Alimentation Couche-Tard (ATD.TO) shares have slipped about seven per cent since the fuel and convenience retail giant reported financial results last week. With over 13,000 gas stations scattered across six continents, the Canadian “night owl” is exposed to commodity volatility linked to the war in Iran on many fronts.
“Times of volatility historically have almost always been positive,” CEO Alex Miller told investors on the company’s earnings call on March 18.
“As price goes up … average unit purchase comes down. It doesn’t necessarily mean demand destruction, and actually drives additional trips to our sites.”

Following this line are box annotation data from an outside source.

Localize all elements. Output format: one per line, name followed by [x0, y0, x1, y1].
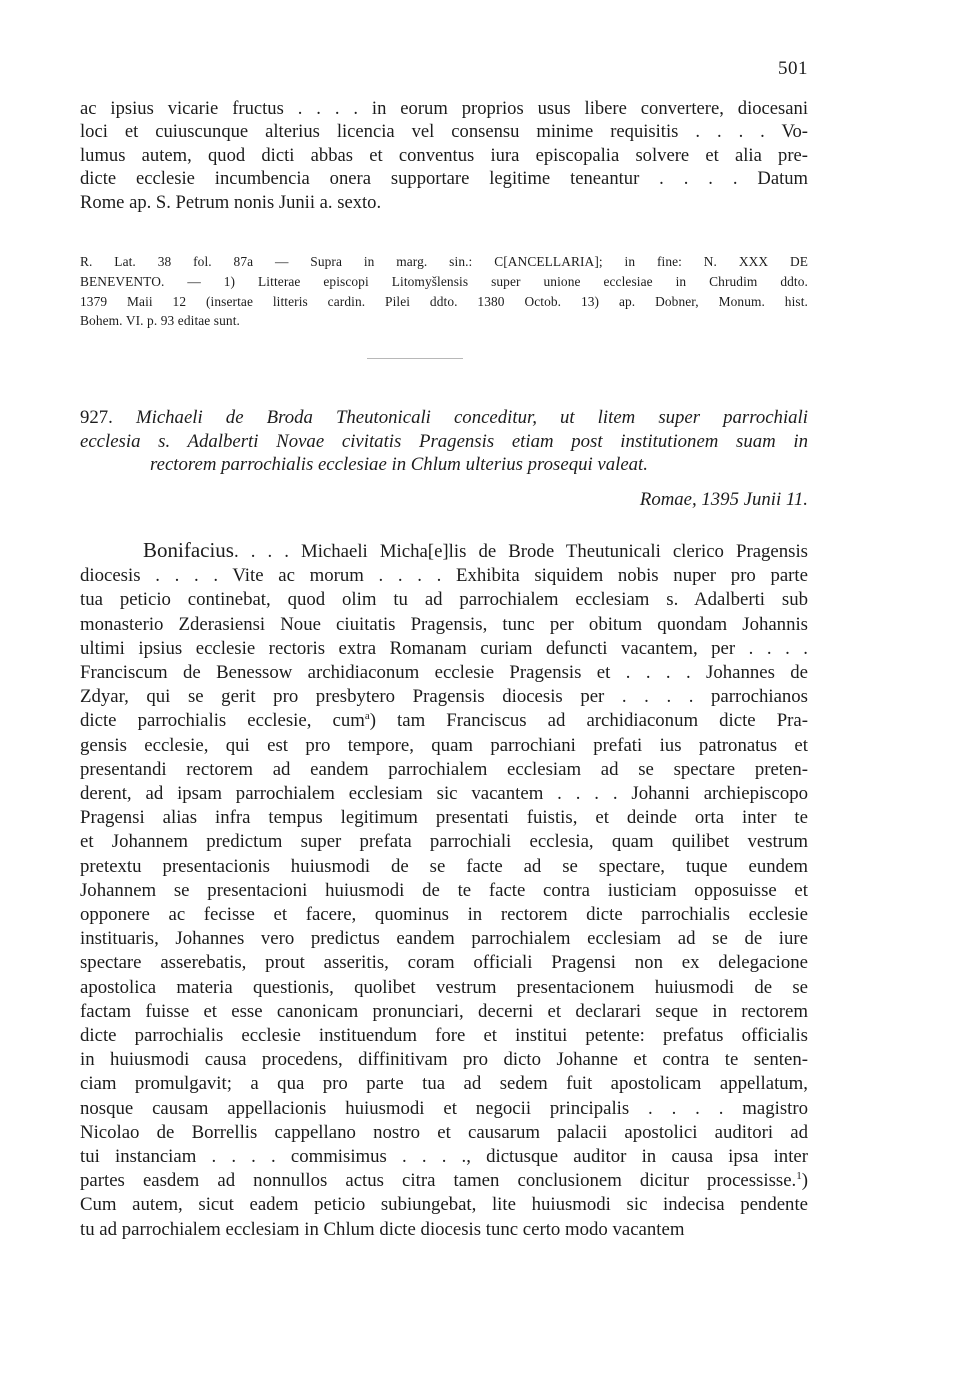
text-line: ultimi ipsius ecclesie rectoris extra Romanam curiam defuncti vacantem, per . . . . — [80, 637, 808, 659]
text-line — [80, 1169, 808, 1193]
text-fragment: dicte parrochialis ecclesie, cum — [80, 710, 365, 732]
text-fragment: ) — [801, 1170, 808, 1192]
text-line: ciam promulgavit; a qua pro parte tua ad sedem fuit apostolicam appellatum, — [80, 1073, 808, 1095]
note-line: R. Lat. 38 fol. 87a — Supra in marg. sin.: C[ANCELLARIA]; in fine: N. XXX DE — [80, 254, 808, 269]
text-line: dicte parrochialis ecclesie instituendum fore et institui petente: prefatus officialis — [80, 1025, 808, 1047]
text-line: in huiusmodi causa procedens, diffinitivam pro dicto Johanne et contra te senten- — [80, 1049, 808, 1071]
text-line: Pragensi alias infra tempus legitimum presentati fuistis, et deinde orta inter te — [80, 807, 808, 829]
text-line: tua peticio continebat, quod olim tu ad parrochialem ecclesiam s. Adalberti sub — [80, 589, 808, 611]
text-line — [80, 709, 808, 733]
text-line: et Johannem predictum super prefata parrochiali ecclesia, quam quilibet vestrum — [80, 831, 808, 853]
text-fragment: . . . . Michaeli Micha[e]lis de Brode Theutunicali clerico Pragensis — [233, 541, 808, 562]
text-line: presentandi rectorem ad eandem parrochialem ecclesiam ad se spectare preten- — [80, 758, 808, 780]
text-fragment: ) tam Franciscus ad archidiaconum dicte Pra- — [369, 710, 808, 732]
footnotes — [80, 252, 808, 331]
text-line: apostolica materia questionis, quolibet vestrum presentacionem huiusmodi de se — [80, 976, 808, 998]
entry-date: Romae, 1395 Junii 11. — [639, 488, 808, 510]
text-line: Zdyar, qui se gerit pro presbytero Pragensis diocesis per . . . . parrochianos — [80, 686, 808, 708]
text-line: lumus autem, quod dicti abbas et conventus iura episcopalia solvere et alia pre- — [80, 144, 808, 166]
text-line: tu ad parrochialem ecclesiam in Chlum dicte diocesis tunc certo modo vacantem — [80, 1218, 685, 1240]
top-paragraph — [80, 97, 808, 214]
heading-line — [80, 406, 808, 430]
note-line: BENEVENTO. — 1) Litterae episcopi Litomyšlensis super unione ecclesiae in Chrudim ddto. — [80, 273, 808, 289]
heading-line: rectorem parrochialis ecclesiae in Chlum ulterius prosequi valeat. — [150, 454, 648, 476]
note-line: Bohem. VI. p. 93 editae sunt. — [80, 313, 240, 329]
text-line: Johannem se presentacioni huiusmodi de te facte contra iusticiam opposuisse et — [80, 879, 808, 901]
text-line: Cum autem, sicut eadem peticio subiungebat, lite huiusmodi sic indecisa pendente — [80, 1194, 808, 1216]
text-line: dicte ecclesie incumbencia onera supportare legitime teneantur . . . . Datum — [80, 168, 808, 190]
text-line: Nicolao de Borrellis cappellano nostro et causarum palacii apostolici auditori ad — [80, 1121, 808, 1143]
footnote-marker: 1 — [796, 1170, 802, 1183]
note-line: 1379 Maii 12 (insertae litteris cardin. Pilei ddto. 1380 Octob. 13) ap. Dobner, Monum. hist. — [80, 293, 808, 309]
text-line: Rome ap. S. Petrum nonis Junii a. sexto. — [80, 191, 382, 213]
text-line: ac ipsius vicarie fructus . . . . in eorum proprios usus libere convertere, diocesani — [80, 98, 808, 119]
text-line: monasterio Zderasiensi Noue ciuitatis Pragensis, tunc per obitum quondam Johannis — [80, 613, 808, 635]
section-divider — [367, 358, 463, 359]
text-line: factam fuisse et esse canonicam pronunciari, decerni et declarari seque in rectorem — [80, 1000, 808, 1022]
body-text — [80, 538, 808, 1242]
heading-line: ecclesia s. Adalberti Novae civitatis Pragensis etiam post institutionem suam in — [80, 430, 808, 452]
text-line: pretextu presentacionis huiusmodi de se facte ad se spectare, tuque eundem — [80, 855, 808, 877]
footnote-marker: a — [364, 710, 370, 723]
heading-text: Michaeli de Broda Theutonicali conceditur, ut litem super parrochiali — [135, 407, 808, 428]
text-line: Franciscum de Benessow archidiaconum ecclesie Pragensis et . . . . Johannes de — [80, 662, 808, 684]
text-line: tui instanciam . . . . commisimus . . . ., dictusque auditor in causa ipsa inter — [80, 1146, 808, 1168]
text-line: gensis ecclesie, qui est pro tempore, quam parrochiani prefati ius patronatus et — [80, 734, 808, 756]
text-line: derent, ad ipsam parrochialem ecclesiam sic vacantem . . . . Johanni archiepiscopo — [80, 783, 808, 805]
page-number: 501 — [778, 58, 808, 79]
text-fragment: partes easdem ad nonnullos actus citra tamen conclusionem dicitur processisse. — [80, 1170, 797, 1192]
text-line — [80, 538, 808, 564]
text-line: nosque causam appellacionis huiusmodi et negocii principalis . . . . magistro — [80, 1097, 808, 1119]
text-line: diocesis . . . . Vite ac morum . . . . Exhibita siquidem nobis nuper pro parte — [80, 565, 808, 587]
text-line: opponere ac fecisse et facere, quominus in rectorem dicte parrochialis ecclesie — [80, 904, 808, 926]
salutation: Bonifacius — [143, 538, 234, 562]
text-line: spectare asserebatis, prout asseritis, coram officiali Pragensi non ex delegacione — [80, 952, 808, 974]
entry-number: 927. — [80, 407, 113, 428]
entry-heading — [80, 406, 808, 511]
text-line: loci et cuiuscunque alterius licencia vel consensu minime requisitis . . . . Vo- — [80, 121, 808, 143]
text-line: instituaris, Johannes vero predictus eandem parrochialem ecclesiam ad se de iure — [80, 928, 808, 950]
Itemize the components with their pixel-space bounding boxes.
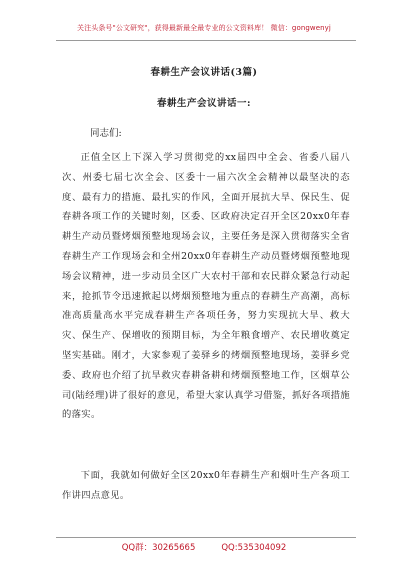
document-title: 春耕生产会议讲话(3篇) [150,67,258,78]
header-divider [56,40,356,41]
qq-group-text: QQ群：30265665 [121,543,196,553]
footer-contact [0,541,408,553]
body-paragraph: 正值全区上下深入学习贯彻党的xx届四中全会、省委八届八次、州委七届七次全会、区委十一届六次全会精神以最坚决的态度、最有力的措施、最扎实的作风，全面开展抗大旱、保民生、促春耕各项工作的关键时刻，区委、区政府决定召开全区20xx0年春耕生产动员暨烤烟预整地现场会议，主要任务是深入贯彻落实全省春耕生产工作现场会和全州20xx0年春耕生产动员暨烤烟预整地现场会议精神，进一步动员全区广大农村干部和农民群众紧急行动起来，抢抓节令迅速掀起以烤烟预整地为重点的春耕生产高潮，高标准高质量高水平完成春耕生产各项任务，努力实现抗大旱、救大灾、保生产、保增收的预期目标，为全年粮食增产、农民增收奠定坚实基础。刚才，大家参观了姜驿乡的烤烟预整地现场，姜驿乡党委、政府也介绍了抗旱救灾春耕备耕和烤烟预整地工作，区烟草公司(陆经理)讲了很好的意见，希望大家认真学习借鉴，抓好各项措施的落实。 [62,152,350,421]
qq-text: QQ:535304092 [221,543,287,553]
footer-divider [56,537,356,538]
document-subtitle: 春耕生产会议讲话一: [156,98,251,109]
body-paragraph: 下面，我就如何做好全区20xx0年春耕生产和烟叶生产各项工作讲四点意见。 [62,470,350,501]
header-banner: 关注头条号"公文研究"，获得最新最全最专业的公文资料库！ 微信：gongwenyj [77,24,331,32]
salutation: 同志们: [90,128,122,139]
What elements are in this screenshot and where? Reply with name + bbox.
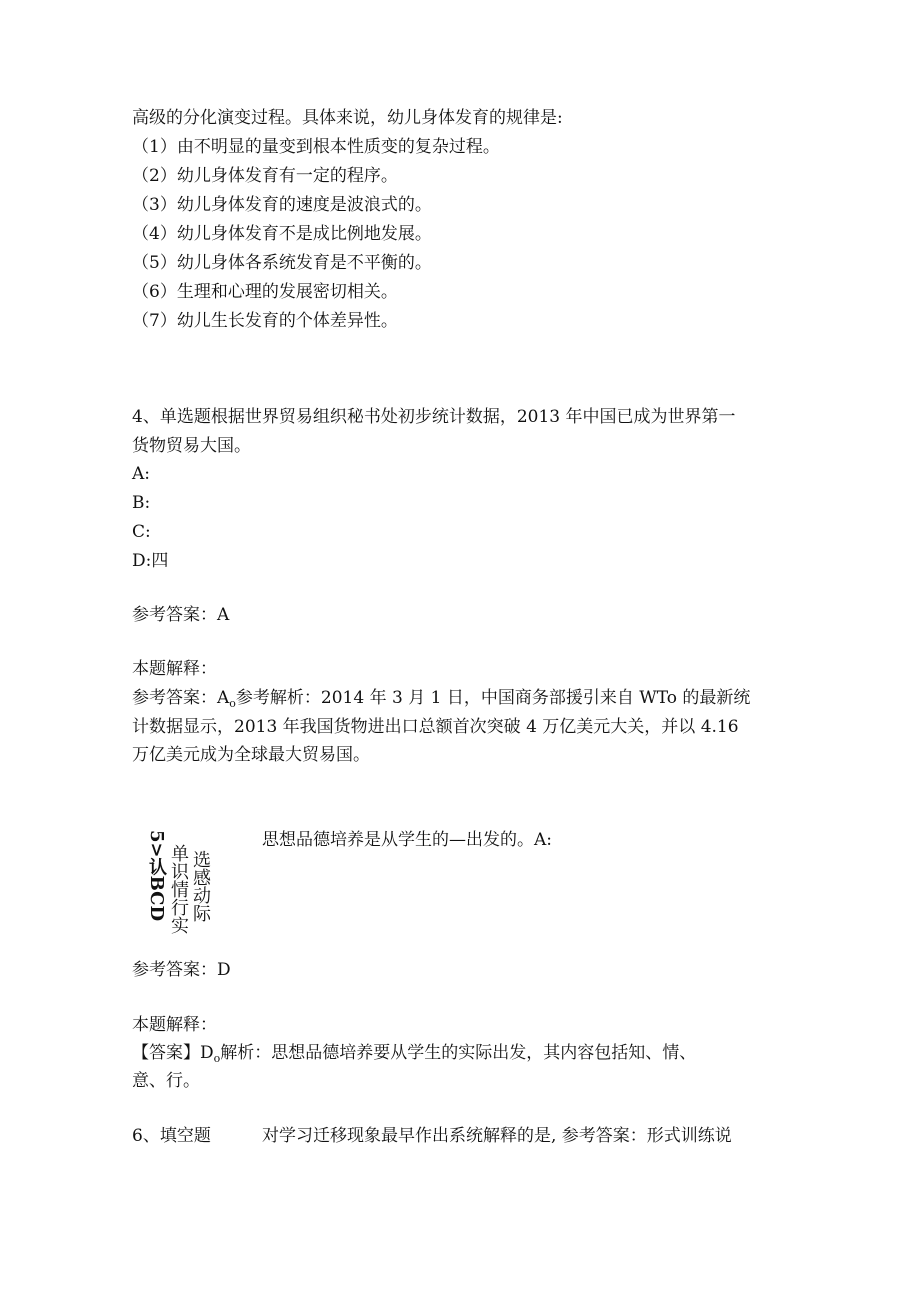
q5-answer: 参考答案：D	[132, 960, 231, 980]
q6-text: 对学习迁移现象最早作出系统解释的是, 参考答案：形式训练说	[262, 1126, 732, 1146]
rule-3: （3）幼儿身体发育的速度是波浪式的。	[132, 195, 432, 215]
q4-stem-line1: 4、单选题根据世界贸易组织秘书处初步统计数据，2013 年中国已成为世界第一	[132, 407, 736, 427]
q4-stem-line2: 货物贸易大国。	[132, 436, 251, 456]
q4-explain-line2: 计数据显示，2013 年我国货物进出口总额首次突破 4 万亿美元大关，并以 4.16	[132, 717, 739, 737]
rule-5: （5）幼儿身体各系统发育是不平衡的。	[132, 253, 432, 273]
q4-option-c: C:	[132, 522, 151, 542]
q5-stem: 思想品德培养是从学生的—出发的。A:	[262, 830, 553, 850]
q5-vertical-col2: 单识情行实	[168, 844, 189, 934]
q4-option-d: D:四	[132, 551, 169, 571]
q4-explain-subscript: o	[229, 697, 236, 710]
rule-7: （7）幼儿生长发育的个体差异性。	[132, 311, 398, 331]
q4-option-a: A:	[132, 464, 151, 484]
q4-option-b: B:	[132, 493, 151, 513]
q5-vertical-col1: 5>认BCD	[146, 830, 167, 922]
q4-explain-answer: 参考答案：A	[132, 688, 230, 708]
q4-explain-line1	[132, 686, 750, 716]
q5-explain-subscript: o	[213, 1052, 221, 1065]
rule-1: （1）由不明显的量变到根本性质变的复杂过程。	[132, 137, 500, 157]
q4-explain-label: 本题解释：	[132, 659, 217, 679]
intro-line: 高级的分化演变过程。具体来说，幼儿身体发育的规律是:	[132, 108, 563, 128]
q5-vertical-col3: 选感动际	[190, 850, 211, 922]
q4-explain-text: 参考解析：2014 年 3 月 1 日，中国商务部援引来自 WTo 的最新统	[235, 688, 751, 708]
q6-label: 6、填空题	[132, 1126, 211, 1146]
q4-answer: 参考答案：A	[132, 605, 230, 625]
q5-explain-line1	[132, 1041, 696, 1071]
q5-explain-line2: 意、行。	[132, 1071, 200, 1091]
q5-explain-label: 本题解释：	[132, 1015, 217, 1035]
rule-6: （6）生理和心理的发展密切相关。	[132, 282, 398, 302]
q5-explain-text: 解析：思想品德培养要从学生的实际出发，其内容包括知、情、	[220, 1043, 697, 1063]
rule-4: （4）幼儿身体发育不是成比例地发展。	[132, 224, 432, 244]
rule-2: （2）幼儿身体发育有一定的程序。	[132, 166, 398, 186]
q5-explain-answer: 【答案】D	[132, 1043, 214, 1063]
q4-explain-line3: 万亿美元成为全球最大贸易国。	[132, 745, 370, 765]
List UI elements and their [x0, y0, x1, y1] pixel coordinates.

Couche-Tard’s Toronto-listed stock was trading near all-time highs above $85 per share, prior to the joint U.S.-Israel attack killing Iran’s leader. The stock closed at $76.17 on Friday.
Crude oil prices have soared since then, as tanker traffic through the Strait of Hormuz, a vital waterway for global energy markets, remains forced to a standstill.
According to pump price data from Kalibrate, Canada’s gas price average has risen over 25 per cent since the day prior to the Feb. 28 military operation dubbed “Epic Fury” by American forces.
Miller says while higher prices put “additional stress on consumers that are already stretched and have [only] so much money to spend,” he remains “cautiously optimistic” about trends so far in the current quarter.
“Obviously, this is a very strong performance quarter in fuel, but in nicotine and thirst, you know, just solidly positive,” he said on Wednesday. “I am encouraged by the progress that we’re seeing, and post February 28, we have not seen a change in those trends.”
Earlier this month, credit rating agency DBRS Morningstar said it expects fuel retailers like Couche-Tard will have no problem passing higher oil prices on to consumers at the gas pumps.
Chief financial officer Filipe Da Silva said the three months ended Feb. 1 was the company’s best quarterly performance in over two years. Same-store merchandise sales increased by 2.8 per cent in the U.S., by 0.3 per cent in Canada, and by 0.4 per cent in Europe and other regions. Canadian same-store road transportation fuel volumes rose 4.2 per cent on a yearly basis, outpacing Europe and the United States.
“That performance is especially notable against the softer economic backdrop,” Miller said.
“Margins are fine so far this quarter,” he added. “I would say they’re in line with what we’ve delivered year-to-date thus far.”
CIBC Capital Markets analyst Mark Petrie lowered his price target on the company’s stock on Wednesday.